Les conclusions de cette recherche sont les suivantes :

  1. une notation est avant tout fonction de la situation financière de la firme
  2. les facteurs qui permettent d’expliquer les différences entre notation et situation financière sont les suivants : la structure de l’actionnariat, les droits des actionnaires, le processus d’audit, la structure du conseil, la rémunération des dirigeants.
  3. L’impact des dispositifs anti-OPA sur la notation dépend de la classe de risque de l’entreprise. La notation est négativement corrélée à l’existence de ces mesures pour les notes spéculatives : en effet, l’acquisition qui pourrait être bénéfique est rendue plus difficile par l’existence de ces dispositifs. A l’inverse la notation est positivement corrélée pour une entreprise investment grade. En effet, l’entreprise peut mieux se défendre contre une acquisition qui pourrait entraîner une baisse de la valeur de la dette si elle était réalisée par un fond de LBO ou par une entreprise ne bénéficiant pas d’un profil de crédit aussi favorable.
  4. Il existe une relation positive entre la notation et la stabilité du conseil. L’ancienneté du conseil, la détention importante d’actions par ses membres, la protection juridique des administrateurs, le fait qu’il s’agisse d’un « classified board » (un conseil dont le renouvellement s’étale sur plusieurs années) sont autant de « qualités » sur lesquelles les auteurs s’appuient pour soutenir que ce type de conseil est davantage en mesure de faire prévaloir les intérêts à long terme de la société et de s’imposer face aux dirigeants, pour le plus grand profit des partenaires de l’entreprise (y compris ses créanciers). Il s’agit là d’une différence d’appréciation importante entre les créanciers et les actionnaires, ces derniers n’aimant généralement pas l’enracinement des administrateurs, même pour éviter celui des managers.
  5. Les éléments de gouvernance qui sont associées positivement à la notation sont associés négativement aux spreads.
  6. Les éléments qui ont un impact sur la notation et le rendement ne sont pas lié au ratio Q de Tobin (mesure retenue comme approximation de la valeur de l’entreprise), ce qui semble démontrer que s’ils intéressent les créanciers, ils ne sont pas pertinents du point de vue de l’actionnaire.
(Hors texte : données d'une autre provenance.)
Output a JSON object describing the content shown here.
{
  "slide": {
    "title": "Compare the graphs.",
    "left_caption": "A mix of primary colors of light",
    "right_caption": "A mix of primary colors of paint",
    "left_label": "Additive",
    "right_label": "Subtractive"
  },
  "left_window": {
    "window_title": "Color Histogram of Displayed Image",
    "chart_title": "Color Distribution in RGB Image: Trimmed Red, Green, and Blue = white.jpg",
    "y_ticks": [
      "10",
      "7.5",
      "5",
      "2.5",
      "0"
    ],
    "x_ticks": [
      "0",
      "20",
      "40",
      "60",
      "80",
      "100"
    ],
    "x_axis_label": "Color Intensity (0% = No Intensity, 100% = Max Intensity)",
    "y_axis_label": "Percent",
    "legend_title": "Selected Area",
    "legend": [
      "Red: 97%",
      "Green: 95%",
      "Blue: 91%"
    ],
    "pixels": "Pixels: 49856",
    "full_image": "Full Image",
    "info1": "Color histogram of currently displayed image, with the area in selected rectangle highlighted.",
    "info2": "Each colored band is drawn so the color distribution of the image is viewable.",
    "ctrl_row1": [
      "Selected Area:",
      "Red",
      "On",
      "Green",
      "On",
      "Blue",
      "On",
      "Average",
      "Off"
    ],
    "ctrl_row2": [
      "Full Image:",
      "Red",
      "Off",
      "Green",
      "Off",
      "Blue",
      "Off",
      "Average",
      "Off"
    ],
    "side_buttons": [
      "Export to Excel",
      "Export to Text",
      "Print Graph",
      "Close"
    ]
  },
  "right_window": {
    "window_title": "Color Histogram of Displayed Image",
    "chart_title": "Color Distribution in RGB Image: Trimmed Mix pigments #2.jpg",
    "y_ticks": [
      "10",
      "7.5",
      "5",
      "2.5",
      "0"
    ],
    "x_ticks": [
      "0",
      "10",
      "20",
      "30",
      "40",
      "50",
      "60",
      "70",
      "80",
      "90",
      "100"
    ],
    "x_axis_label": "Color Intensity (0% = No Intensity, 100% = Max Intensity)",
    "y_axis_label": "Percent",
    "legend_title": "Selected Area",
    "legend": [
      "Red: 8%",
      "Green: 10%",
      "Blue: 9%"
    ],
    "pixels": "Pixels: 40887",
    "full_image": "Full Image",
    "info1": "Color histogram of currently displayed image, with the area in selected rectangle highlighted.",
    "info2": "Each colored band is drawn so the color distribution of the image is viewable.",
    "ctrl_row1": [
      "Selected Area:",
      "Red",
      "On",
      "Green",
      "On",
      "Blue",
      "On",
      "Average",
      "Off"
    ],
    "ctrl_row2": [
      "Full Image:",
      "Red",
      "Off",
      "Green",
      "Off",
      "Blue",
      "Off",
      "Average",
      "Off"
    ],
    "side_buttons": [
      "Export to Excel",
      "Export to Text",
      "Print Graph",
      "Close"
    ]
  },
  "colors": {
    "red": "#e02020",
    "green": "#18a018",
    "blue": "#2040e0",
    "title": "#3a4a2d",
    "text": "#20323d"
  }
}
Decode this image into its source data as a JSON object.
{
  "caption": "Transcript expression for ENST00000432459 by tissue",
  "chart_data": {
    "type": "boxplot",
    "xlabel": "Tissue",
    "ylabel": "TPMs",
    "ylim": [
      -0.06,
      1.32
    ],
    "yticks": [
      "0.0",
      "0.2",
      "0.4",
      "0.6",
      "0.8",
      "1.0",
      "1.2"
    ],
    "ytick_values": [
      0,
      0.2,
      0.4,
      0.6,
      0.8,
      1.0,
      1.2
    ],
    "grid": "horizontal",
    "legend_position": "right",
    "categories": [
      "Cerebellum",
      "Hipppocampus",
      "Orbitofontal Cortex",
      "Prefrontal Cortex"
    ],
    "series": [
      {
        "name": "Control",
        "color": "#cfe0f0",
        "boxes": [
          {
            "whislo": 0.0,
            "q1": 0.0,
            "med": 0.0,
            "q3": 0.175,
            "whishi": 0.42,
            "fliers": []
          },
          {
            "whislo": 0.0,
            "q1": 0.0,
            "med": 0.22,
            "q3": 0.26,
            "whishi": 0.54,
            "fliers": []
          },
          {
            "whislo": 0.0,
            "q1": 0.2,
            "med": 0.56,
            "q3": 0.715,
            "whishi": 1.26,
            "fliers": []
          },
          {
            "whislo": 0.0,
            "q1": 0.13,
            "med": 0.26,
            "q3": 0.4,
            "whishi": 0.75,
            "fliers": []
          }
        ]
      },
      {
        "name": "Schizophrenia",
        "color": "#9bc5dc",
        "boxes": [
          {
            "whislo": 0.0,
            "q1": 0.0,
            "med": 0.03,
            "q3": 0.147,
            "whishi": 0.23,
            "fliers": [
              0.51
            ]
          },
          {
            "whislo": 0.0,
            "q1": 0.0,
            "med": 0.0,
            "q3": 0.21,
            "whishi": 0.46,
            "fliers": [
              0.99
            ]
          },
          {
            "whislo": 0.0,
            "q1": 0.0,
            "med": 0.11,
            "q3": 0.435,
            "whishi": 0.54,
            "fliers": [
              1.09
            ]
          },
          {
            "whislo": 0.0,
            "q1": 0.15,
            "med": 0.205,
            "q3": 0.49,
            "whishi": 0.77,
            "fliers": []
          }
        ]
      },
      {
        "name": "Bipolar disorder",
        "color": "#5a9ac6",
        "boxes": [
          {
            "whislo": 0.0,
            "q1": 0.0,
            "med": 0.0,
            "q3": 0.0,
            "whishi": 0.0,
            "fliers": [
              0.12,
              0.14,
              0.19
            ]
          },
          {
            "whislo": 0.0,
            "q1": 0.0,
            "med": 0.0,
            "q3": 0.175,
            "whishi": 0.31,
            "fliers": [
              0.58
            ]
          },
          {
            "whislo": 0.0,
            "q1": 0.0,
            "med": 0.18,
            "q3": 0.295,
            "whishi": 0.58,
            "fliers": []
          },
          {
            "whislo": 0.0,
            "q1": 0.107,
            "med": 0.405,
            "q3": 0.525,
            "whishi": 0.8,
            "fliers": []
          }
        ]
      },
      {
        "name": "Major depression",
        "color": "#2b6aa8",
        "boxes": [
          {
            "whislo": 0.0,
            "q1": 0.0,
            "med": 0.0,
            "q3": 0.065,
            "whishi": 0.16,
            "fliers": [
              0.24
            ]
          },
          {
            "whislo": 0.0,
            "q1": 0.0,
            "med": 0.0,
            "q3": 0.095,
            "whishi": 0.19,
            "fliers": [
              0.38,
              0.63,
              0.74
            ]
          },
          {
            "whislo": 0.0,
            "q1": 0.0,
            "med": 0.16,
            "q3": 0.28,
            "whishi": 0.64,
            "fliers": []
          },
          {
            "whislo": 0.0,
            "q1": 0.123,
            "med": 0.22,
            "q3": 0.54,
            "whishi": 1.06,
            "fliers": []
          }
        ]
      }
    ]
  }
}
(1) Parmi les études qui ont été conduites sur le sujet, voir "The Effects of Corporate Governance on Firms’ Credit Ratings", étude réalisée par Daniel Collins, Hollis Ashbaugh, et Ryan Lafond en 2004 dans laquelle les auteurs concluent que la notation est affectée :

  • négativement par l'importance du nombre de blocs d'actionnaires possédant au moins 5% du capital et le pouvoir du CEO au sein du conseil
  • positivement par le degré de transparence financière, la faiblesse des droits des actionnaires en cas d'OPA, l'indépendance et l'expertise du conseil.